Why do People Turn to Alcohol?

While most people enjoy an occasional glass of wine with dinner or a beer while watching the football, for some, alcohol is something that is used to make them feel better. Some individuals drink alcohol to dull the pain of a previous traumatic experience or to help them forget things that they are stressed out about.

Alcohol is a depressant that affects the body in many ways. Some people find that when they drink alcohol, they can relax, and it helps them to temporarily forget the things that are bothering them. However, if it gets to the point that alcohol is required for the person to be able to cope or function, then it is time to get help.

Reasons People Drink

Some individuals drink alcohol to be sociable; it is widely encouraged in the UK, with many young people waiting for the day they turn eighteen so that they can have their first alcoholic drink. Others like the taste of it, and may enjoy a glass of fine wine every so often.

Nevertheless, others drink because they enjoy the effects of alcohol. They drink purely to get drunk or because, while under the influence of alcohol, they do not have to think about their life. There are many reasons people drink; some believe that it gives them the confidence they are lacking, others do not want to remember the pain of losing a loved one, and even more drink to cope with a mental health issue such as depression or anxiety. Many fail to realise that the more they drink, the more likely they are to develop a problem, which will eventually make their problems even worse.

Risk Factors for Alcoholism

There is no one single cause of alcoholism, but there are factors that make some people more susceptible to developing it. Addiction is an illness that can affect anyone, no matter what age they are, where they come from, or whether they are male or female. There is no way to tell who will and who will not develop an alcohol addiction, but there are ways to determine if a person is more likely to be affected.
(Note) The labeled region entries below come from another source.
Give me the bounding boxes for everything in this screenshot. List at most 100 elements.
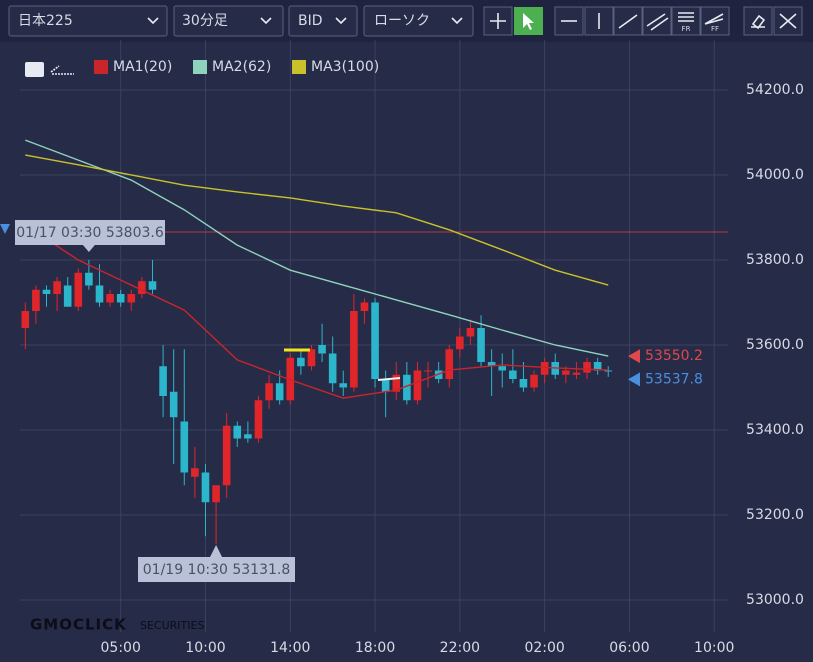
select-text[interactable]: 30分足: [182, 13, 228, 29]
candle-body: [328, 353, 337, 384]
candle-body: [360, 302, 369, 311]
select[interactable]: 日本225: [8, 5, 168, 37]
moving-average: [25, 139, 609, 357]
candle-body: [286, 357, 295, 401]
select-text[interactable]: BID: [298, 13, 323, 29]
candle-body: [85, 272, 93, 286]
candle-body: [116, 293, 125, 303]
candle-body: [201, 472, 210, 503]
select-text[interactable]: ローソク: [374, 13, 430, 29]
icon: [490, 13, 506, 29]
select-box[interactable]: [363, 5, 474, 37]
candle-body: [138, 281, 146, 294]
select[interactable]: 30分足: [173, 5, 284, 37]
select-box[interactable]: [288, 5, 358, 37]
candle-body: [212, 485, 220, 503]
candle-body: [191, 468, 199, 477]
y-tick-label: 53000.0: [746, 592, 804, 608]
icon: [704, 13, 724, 25]
candle-body: [413, 370, 422, 401]
y-tick-label: 53400.0: [746, 422, 804, 438]
chevron: [260, 17, 272, 25]
button-label: FR: [682, 25, 691, 33]
candle-body: [32, 289, 40, 311]
candle-body: [307, 349, 316, 367]
chevron: [147, 17, 159, 25]
icon: [779, 13, 797, 29]
candle-body: [74, 272, 83, 307]
candle-body: [180, 421, 189, 473]
candle-body: [498, 366, 507, 371]
select-box[interactable]: [8, 5, 168, 37]
candle-body: [604, 370, 613, 372]
x-tick-label: 22:00: [440, 640, 480, 656]
icon: [678, 12, 694, 22]
legend-swatch: [94, 60, 108, 74]
candle-body: [159, 366, 167, 396]
legend: MA1(20) MA2(62) MA3(100): [94, 59, 379, 75]
annotation-box: [15, 220, 165, 245]
channel-button[interactable]: [642, 6, 672, 36]
legend-swatch: [292, 60, 306, 74]
candle-body: [403, 374, 411, 401]
select[interactable]: ローソク: [363, 5, 474, 37]
legend-swatch: [193, 60, 207, 74]
icon: [618, 14, 638, 29]
icon: [523, 13, 534, 30]
candle-body: [540, 361, 549, 375]
candle-body: [466, 327, 475, 337]
x-tick-label: 14:00: [270, 640, 310, 656]
high-arrow: [0, 223, 10, 234]
candle-body: [424, 370, 432, 372]
comment-icon[interactable]: [25, 62, 44, 77]
button-label: FF: [711, 25, 719, 33]
candle-body: [169, 391, 178, 418]
select[interactable]: BID: [288, 5, 358, 37]
candle-body: [530, 374, 538, 388]
eraser-button[interactable]: [743, 6, 773, 36]
candle-body: [265, 383, 273, 401]
moving-average: [24, 224, 609, 399]
candle-body: [21, 310, 30, 328]
y-tick-label: 54000.0: [746, 167, 804, 183]
x-tick-label: 10:00: [185, 640, 225, 656]
icon: [751, 14, 766, 30]
candle-body: [148, 281, 157, 290]
price-label: 53537.8: [645, 371, 703, 387]
candle-body: [572, 372, 581, 375]
y-tick-label: 54200.0: [746, 82, 804, 98]
candle-body: [562, 370, 570, 375]
draw-icon[interactable]: [50, 65, 74, 75]
candle-body: [244, 434, 252, 439]
x-tick-label: 05:00: [101, 640, 141, 656]
fan-button[interactable]: [700, 6, 730, 36]
annotation-text: 01/17 03:30 53803.6: [16, 225, 164, 241]
candle-body: [222, 425, 231, 486]
logo: GMOCLICK: [30, 616, 127, 634]
moving-average: [25, 154, 609, 286]
candle-body: [583, 361, 591, 373]
logo-sub: SECURITIES: [140, 619, 204, 632]
candle-body: [63, 285, 72, 307]
candle-body: [487, 361, 496, 367]
select-box[interactable]: [173, 5, 284, 37]
y-tick-label: 53800.0: [746, 252, 804, 268]
chevron: [335, 17, 347, 25]
select-text[interactable]: 日本225: [18, 13, 73, 29]
candle-body: [275, 383, 284, 401]
y-tick-label: 53200.0: [746, 507, 804, 523]
candle-body: [95, 285, 104, 303]
x-tick-label: 06:00: [609, 640, 649, 656]
candle-body: [350, 310, 358, 388]
candle-body: [519, 378, 528, 388]
candle-body: [297, 357, 305, 367]
candle-body: [127, 293, 136, 303]
annotation-box: [138, 557, 295, 582]
annotation: 01/17 03:30 53803.6: [15, 220, 165, 252]
candle-body: [318, 344, 326, 354]
annotation-pointer: [210, 545, 223, 557]
icon: [646, 13, 669, 31]
legend-label: MA2(62): [212, 59, 271, 75]
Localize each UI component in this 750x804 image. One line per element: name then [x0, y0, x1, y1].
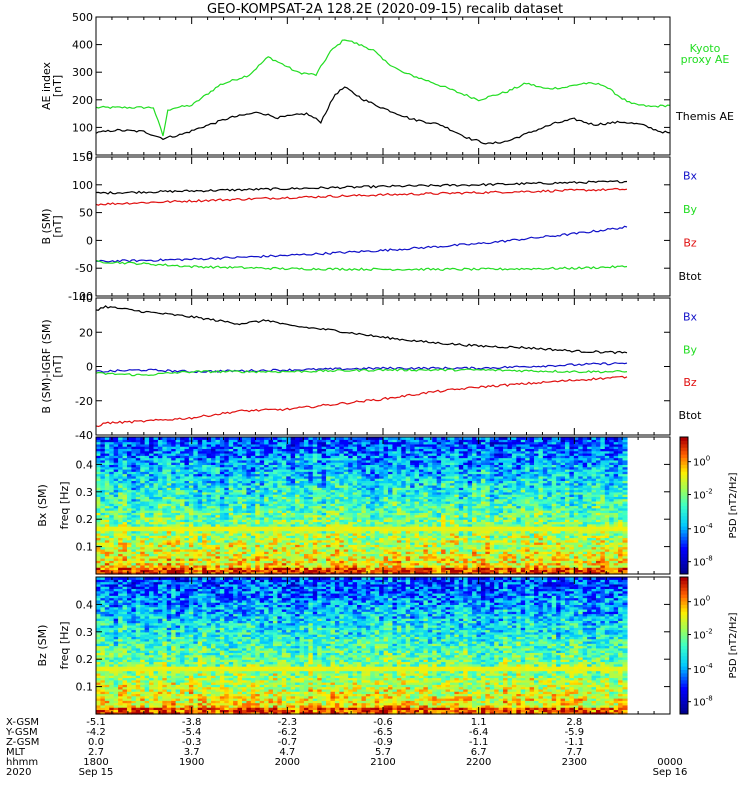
legend-label: Themis AE [675, 110, 734, 123]
y-tick-label: 100 [72, 121, 93, 134]
panel-frame [96, 298, 670, 435]
series-line [96, 87, 670, 144]
y-tick-label: 20 [79, 326, 93, 339]
y-tick-label: -50 [75, 262, 93, 275]
series-line [96, 40, 670, 136]
legend-label: Btot [679, 409, 703, 422]
legend-label: Bz [683, 376, 697, 389]
y-axis-label: [nT] [51, 215, 64, 237]
series-line [96, 261, 627, 271]
y-tick-label: 300 [72, 66, 93, 79]
y-axis-label: [nT] [51, 75, 64, 97]
y-tick-label: 400 [72, 39, 93, 52]
series-line [96, 376, 627, 426]
y-tick-label: 0 [86, 234, 93, 247]
y-tick-label: 100 [72, 179, 93, 192]
series-line [96, 369, 627, 376]
legend-label: By [683, 343, 698, 356]
legend-label: Bz [683, 236, 697, 249]
series-line [96, 226, 627, 262]
legend-label: Btot [679, 270, 703, 283]
y-tick-label: 150 [72, 151, 93, 164]
series-line [96, 306, 627, 354]
chart-title: GEO-KOMPSAT-2A 128.2E (2020-09-15) recal… [207, 2, 563, 17]
y-axis-label: [nT] [51, 355, 64, 377]
legend-label: By [683, 203, 698, 216]
y-tick-label: -20 [75, 395, 93, 408]
legend-label: Bx [683, 170, 698, 183]
panel-frame [96, 157, 670, 296]
y-tick-label: 0 [86, 361, 93, 374]
y-tick-label: -40 [75, 429, 93, 442]
legend-label-line: proxy AE [681, 53, 730, 66]
y-tick-label: 50 [79, 207, 93, 220]
y-tick-label: 40 [79, 292, 93, 305]
y-tick-label: 500 [72, 11, 93, 24]
series-line [96, 181, 627, 194]
y-tick-label: 200 [72, 94, 93, 107]
legend-label: Bx [683, 310, 698, 323]
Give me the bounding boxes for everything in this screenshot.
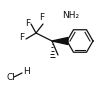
Polygon shape — [52, 37, 68, 44]
Text: F: F — [39, 12, 45, 21]
Text: Cl: Cl — [7, 74, 15, 83]
Text: H: H — [23, 67, 29, 76]
Text: NH₂: NH₂ — [62, 10, 79, 19]
Text: F: F — [19, 32, 25, 41]
Text: F: F — [25, 18, 31, 27]
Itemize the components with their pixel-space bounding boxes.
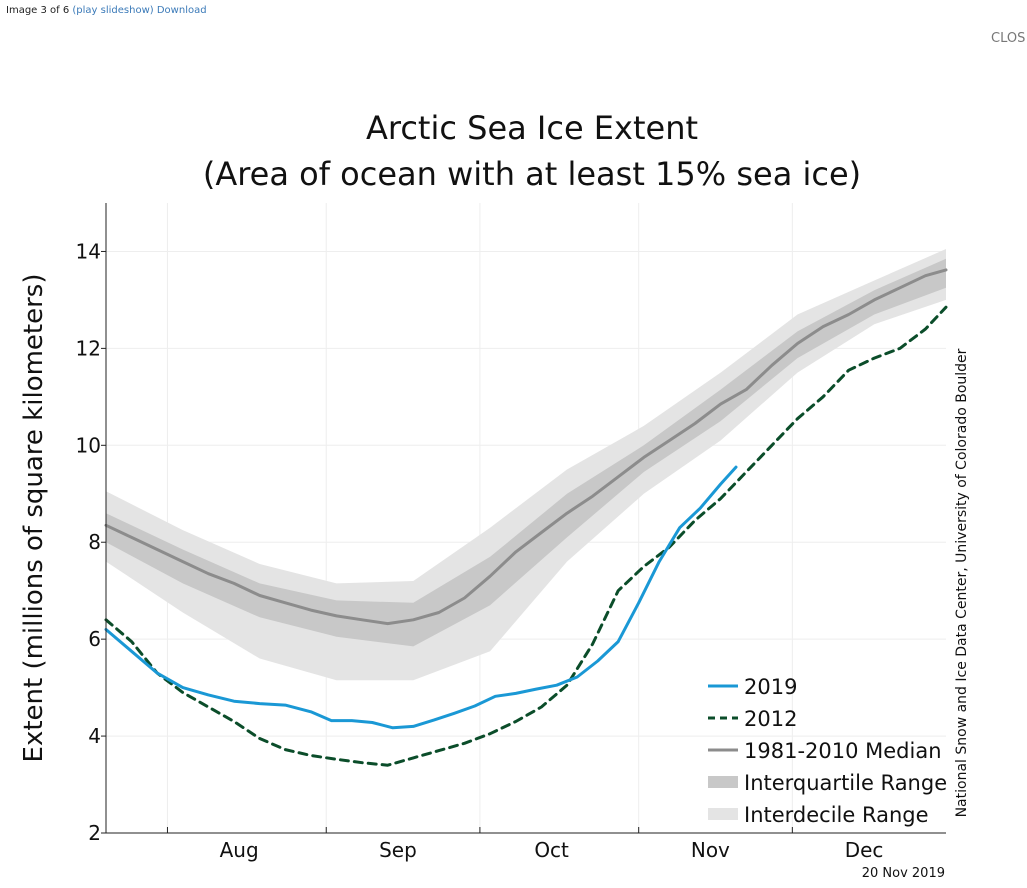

  • Family History – Those with a family history of alcoholism have a higher chance of becoming addicted to alcohol than someone who does not have a family history of the illness. Scientists believe that genes account for around half the total risk for alcoholism. If a biological parent is affected by alcoholism, the child is four times more likely to become affected than someone with a non-alcoholic parent.
  • Traumatic Experiences – Trauma is a major risk factor for alcoholism, especially unresolved trauma. Those who have experienced bullying; the death of a loved one; domestic violence; physical, sexual or emotional abuse; or are living with a mentally ill parent, have a high risk of becoming an alcoholic. Those who have experienced numerous traumatic experiences are even more likely to be affected.
  • Environment – While the area alone should not affect your risk for addiction, a combination of factors can increase the risk. For example, if one grew up in an area where teenage drinking is prevalent and peers drank regularly, the individual may be more likely to try alcohol. However, if alcohol consumption was also normal in the family home, the person may be more likely to become addicted.
  • Mental Health Issues – Alcoholism is often the cause of mental health disorders, but the opposite can also be true. Some people drink alcohol because they are suffering from mental health problems such as anxiety or depression. They believe that the alcohol provides relief, and it may well do; however, this will only be temporary. If those with a mental health problem also develop an addiction, they are ultimately going to have double the problems.